The server asks me for username and password. When I type in my HLRN
username and my password in my web browser I only get an error message.
ANSWER/SOLUTION:
The access to parts of the documentation is restricted. Due to legal
reasons only registered users of HLRN are allowed to read documentation
installed on the HLRN system and provided by IBM and various independent
software vendors (ISVs).
Read the section about "Restricted access: password protection and login hosts"

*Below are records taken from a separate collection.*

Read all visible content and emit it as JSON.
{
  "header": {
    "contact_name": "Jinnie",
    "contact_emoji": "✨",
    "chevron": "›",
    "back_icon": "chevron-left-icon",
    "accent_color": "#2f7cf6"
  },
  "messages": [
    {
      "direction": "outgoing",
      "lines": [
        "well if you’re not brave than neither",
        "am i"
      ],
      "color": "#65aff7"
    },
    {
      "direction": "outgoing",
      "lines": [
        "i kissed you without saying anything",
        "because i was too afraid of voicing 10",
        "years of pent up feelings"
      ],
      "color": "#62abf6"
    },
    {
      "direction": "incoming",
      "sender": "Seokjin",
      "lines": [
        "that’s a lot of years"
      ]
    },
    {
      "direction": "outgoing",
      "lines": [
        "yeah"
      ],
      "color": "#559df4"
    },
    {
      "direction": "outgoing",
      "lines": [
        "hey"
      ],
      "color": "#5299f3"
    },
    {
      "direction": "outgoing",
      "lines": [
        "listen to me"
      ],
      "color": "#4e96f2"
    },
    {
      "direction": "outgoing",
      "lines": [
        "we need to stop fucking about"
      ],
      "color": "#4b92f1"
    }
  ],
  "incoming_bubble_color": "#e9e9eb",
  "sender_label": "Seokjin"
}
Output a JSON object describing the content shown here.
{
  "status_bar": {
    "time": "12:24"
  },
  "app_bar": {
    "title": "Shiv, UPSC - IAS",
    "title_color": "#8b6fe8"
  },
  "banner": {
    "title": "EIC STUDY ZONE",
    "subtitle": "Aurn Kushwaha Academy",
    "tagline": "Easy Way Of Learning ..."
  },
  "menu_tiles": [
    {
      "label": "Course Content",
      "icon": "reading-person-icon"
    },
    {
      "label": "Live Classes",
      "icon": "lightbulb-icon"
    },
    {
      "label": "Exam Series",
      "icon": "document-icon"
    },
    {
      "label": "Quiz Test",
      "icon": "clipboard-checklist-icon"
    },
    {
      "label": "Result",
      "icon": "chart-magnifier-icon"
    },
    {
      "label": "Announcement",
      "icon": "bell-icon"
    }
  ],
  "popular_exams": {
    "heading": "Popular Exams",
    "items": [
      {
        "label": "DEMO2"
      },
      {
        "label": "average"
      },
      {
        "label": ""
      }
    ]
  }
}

in the document "HLRN Online Documentation Overview" for information
about the right credentials.
|
|
How do I get the output of an X application onto my desktop? (Nov 18, 2005) |
1) Your local machine runs Unix with a graphical window manager.
1a) Login into a HLRN machine using ssh -X. This tunnels X11
connections. Executing echo DISPLAY shows localhost:n.0 in
this case.
Test with xlogo. This should work, but is slow.
1b) Check your local window manager to allow remote X11 connections.
How to do this, depends on your window manager.
Check your local firewall to allow incoming TCP connections via
port 6000 (and possibly up to 6020). If you use some Linux,
try /sbin/iptables -L to figure out. If these ports are not
open, open them.
Check your X server to allow remote connections by executing
xhost. Add a HLRN machine with e.g. xhost +berni.hlrn.de.
Login into the HLRN machine using ssh -x.
Execute export DISPLAY=<your-machine>:0.0.
Test with xlogo.
2) Your local machine runs Windows.
You have trouble then. You have to install some additional
software on your machine. Installing CYGWIN should be the easiest
and cheapest way. See http://cygwin.com/.
|
|
1525-108 Error encountered while attempting to allocate a data object. The program will stop. (Nov 18, 2005) |
Background:
-----------
This error message is produced by the Fortran run time environment,
when an allocate statement fails.
It is similar to the message "Not enough space" from the operating
system when the malloc system call fails with errno ENOMEM.
Diagnosis:
----------
a) You ran a 32bit executable, which is not enabled to use the
large address-space model.
b) You ran a 32bit executable, which is enabled to use the
large adress-space model, but you tried to allocate more
than 2 GByte.
c) You tried to allocate tons of GByte memory.
Answers:
--------
a) Link with -bmaxdata:0x80000000 to enable a 32bit executable to
use the large address-space model. Without, only 256 MByte memory
can be allocated in the data segment. With this option, max 2 GByte
memory can be allocated.
b) Port your program to 64bit (compile and link with -q64, take care
on types in C). Then memory requests have almost no limit.
c) HLRN machines have usually 64 GByte physical memory, and
about 128 GByte paging space. There are two HLRN nodes with
128 GByte, and two with 256 GByte physical memory.
Allocating up to 55 GByte physical memory on a common node is
possible in batch, provided a correct setup of the batch job.
Requests for more memory are fulfilled from paging space. How much
memory you get beyond physical memory depends on the usage of the
paging space.
|
|
[hlrn.de #506] MPI "ERROR: 0031-309 Connect failed ... not enough memory available now" (Jan 28, 2005) |
PROBLEM:
At the start of my MPI program I get the error message
"ERROR: 0031-309 Connect failed during message passing initialization,
task NN, reason: There is not enough memory available now.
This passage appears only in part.